Bases: conformer_rl.agents.base_ac_agent.BaseACAgent

Implements agent that uses the PPO (proximal policy optimization) 1 algorithm.

Parameters

config (Config) – Configuration object for the agent. See notes for a list of config parameters used by this agent.

Notes

Config parameters: The following parameters are required in the config object. See Config for more details on the parameters.

  • tag

  • train_env

  • eval_env

  • optimizer_fn

  • network

  • rollout_length

  • max_steps

  • save_interval

  • eval_interval

  • eval_episodes

  • optimization_epochs

  • mini_batch_size

  • discount

  • use_gae

  • gae_lambda

  • entropy_weight

  • value_loss_coefficient

  • gradient_clip

  • ppo_ratio_clip

  • data_dir

  • use_tensorboard

Logged values: The following values are logged during training:

  • advantages

  • loss

  • policy_loss

  • entropy_loss

  • value_loss

  • episodic_return_eval (total rewards per episode for eval episodes)

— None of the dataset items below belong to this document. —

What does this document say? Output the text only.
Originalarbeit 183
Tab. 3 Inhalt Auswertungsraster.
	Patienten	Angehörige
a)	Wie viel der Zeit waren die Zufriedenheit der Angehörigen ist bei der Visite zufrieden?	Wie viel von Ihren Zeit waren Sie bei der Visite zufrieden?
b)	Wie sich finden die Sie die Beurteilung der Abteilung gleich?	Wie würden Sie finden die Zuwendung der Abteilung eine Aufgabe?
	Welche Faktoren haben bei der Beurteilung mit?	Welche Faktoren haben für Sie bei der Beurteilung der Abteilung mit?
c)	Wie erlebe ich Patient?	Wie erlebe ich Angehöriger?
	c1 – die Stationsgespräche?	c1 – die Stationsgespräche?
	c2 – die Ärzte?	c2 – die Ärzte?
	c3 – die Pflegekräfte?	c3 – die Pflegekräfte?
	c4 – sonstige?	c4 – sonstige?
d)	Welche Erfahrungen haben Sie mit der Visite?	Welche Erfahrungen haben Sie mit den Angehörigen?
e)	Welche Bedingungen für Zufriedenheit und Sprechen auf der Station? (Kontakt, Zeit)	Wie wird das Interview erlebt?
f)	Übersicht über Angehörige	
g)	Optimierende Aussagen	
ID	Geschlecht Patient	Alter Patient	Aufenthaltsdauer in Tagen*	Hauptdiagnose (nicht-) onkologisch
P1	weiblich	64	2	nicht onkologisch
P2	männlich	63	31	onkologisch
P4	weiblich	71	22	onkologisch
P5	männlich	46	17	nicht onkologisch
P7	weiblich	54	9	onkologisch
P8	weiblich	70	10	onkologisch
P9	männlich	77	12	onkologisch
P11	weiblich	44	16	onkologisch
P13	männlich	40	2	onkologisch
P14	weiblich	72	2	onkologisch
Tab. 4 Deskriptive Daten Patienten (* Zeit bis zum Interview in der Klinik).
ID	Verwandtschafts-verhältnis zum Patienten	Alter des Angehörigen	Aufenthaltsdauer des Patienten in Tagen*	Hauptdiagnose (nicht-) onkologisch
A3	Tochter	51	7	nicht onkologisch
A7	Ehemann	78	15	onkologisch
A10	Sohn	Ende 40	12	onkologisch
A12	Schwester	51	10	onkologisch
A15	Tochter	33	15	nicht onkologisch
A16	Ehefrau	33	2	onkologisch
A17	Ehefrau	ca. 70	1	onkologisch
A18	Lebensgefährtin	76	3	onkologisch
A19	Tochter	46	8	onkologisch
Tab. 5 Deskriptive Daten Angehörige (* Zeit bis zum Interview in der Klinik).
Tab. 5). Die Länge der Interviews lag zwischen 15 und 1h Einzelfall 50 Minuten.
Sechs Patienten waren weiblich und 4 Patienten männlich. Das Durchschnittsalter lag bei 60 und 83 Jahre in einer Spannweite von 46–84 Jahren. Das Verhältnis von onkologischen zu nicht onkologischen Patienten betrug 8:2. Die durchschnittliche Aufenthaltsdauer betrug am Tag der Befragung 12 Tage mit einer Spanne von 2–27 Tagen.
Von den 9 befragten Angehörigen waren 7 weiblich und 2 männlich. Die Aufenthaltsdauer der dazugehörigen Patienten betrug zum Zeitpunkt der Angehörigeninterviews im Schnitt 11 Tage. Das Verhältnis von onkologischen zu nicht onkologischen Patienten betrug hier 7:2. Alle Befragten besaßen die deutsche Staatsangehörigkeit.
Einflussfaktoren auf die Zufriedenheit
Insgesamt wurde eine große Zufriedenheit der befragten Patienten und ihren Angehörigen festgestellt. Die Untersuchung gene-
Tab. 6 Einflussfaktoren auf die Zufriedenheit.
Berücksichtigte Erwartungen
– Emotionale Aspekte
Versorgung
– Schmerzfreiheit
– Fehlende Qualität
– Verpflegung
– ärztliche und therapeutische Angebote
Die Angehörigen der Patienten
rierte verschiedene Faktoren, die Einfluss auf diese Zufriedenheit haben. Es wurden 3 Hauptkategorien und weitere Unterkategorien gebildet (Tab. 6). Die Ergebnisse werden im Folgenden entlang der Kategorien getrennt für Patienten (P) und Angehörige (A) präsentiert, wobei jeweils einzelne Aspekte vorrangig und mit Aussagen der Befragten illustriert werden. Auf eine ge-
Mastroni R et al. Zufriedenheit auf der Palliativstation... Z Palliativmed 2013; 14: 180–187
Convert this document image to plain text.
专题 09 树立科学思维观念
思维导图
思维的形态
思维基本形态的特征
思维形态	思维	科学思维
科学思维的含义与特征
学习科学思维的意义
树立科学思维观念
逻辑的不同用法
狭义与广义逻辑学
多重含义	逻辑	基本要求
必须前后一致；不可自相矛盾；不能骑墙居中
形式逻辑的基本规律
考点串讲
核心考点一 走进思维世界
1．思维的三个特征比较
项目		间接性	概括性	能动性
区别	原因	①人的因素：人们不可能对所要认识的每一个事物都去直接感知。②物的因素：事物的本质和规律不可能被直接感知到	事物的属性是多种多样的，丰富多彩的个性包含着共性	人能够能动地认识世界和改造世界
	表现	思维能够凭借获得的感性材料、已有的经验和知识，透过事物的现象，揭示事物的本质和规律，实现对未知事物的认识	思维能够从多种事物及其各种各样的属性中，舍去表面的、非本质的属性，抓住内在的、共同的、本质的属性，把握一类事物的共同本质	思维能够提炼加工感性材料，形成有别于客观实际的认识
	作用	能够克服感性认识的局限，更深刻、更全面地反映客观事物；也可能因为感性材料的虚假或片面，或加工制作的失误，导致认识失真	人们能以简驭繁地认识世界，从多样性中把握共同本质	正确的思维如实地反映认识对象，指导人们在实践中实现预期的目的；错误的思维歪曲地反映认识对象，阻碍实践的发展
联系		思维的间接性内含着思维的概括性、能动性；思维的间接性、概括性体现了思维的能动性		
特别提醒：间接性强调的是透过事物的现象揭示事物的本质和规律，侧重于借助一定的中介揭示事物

  • episodic_return_train (total rewards per episode for training episodes)

References

1

PPO Paper

step() None

Performs one iteration of acquiring samples on the environment and then trains on the acquired samples.

evaluate() None

Evaluates the agent on the evaluation environment.

Information dict returned by the environment’s conformer_rl.environments.conformer_env.ConformerEnv.step() method is logged by the eval_logger and saved.

load(filename: str) None

Loads the neural network with weights.

Parameters

filename (str) – The path where the neural network weights are saved.

run_steps() None

Trains the agent.

Trains the agent until the maximum number of steps (specified by config) is reached. Also periodically saves neural network parameters and performs evaluations on the agent, if specified in the config.

save(filename: str) None

Saves the neural network weights to a file.

Parameters

filename (str) – The path where the neural network weights are to be saved.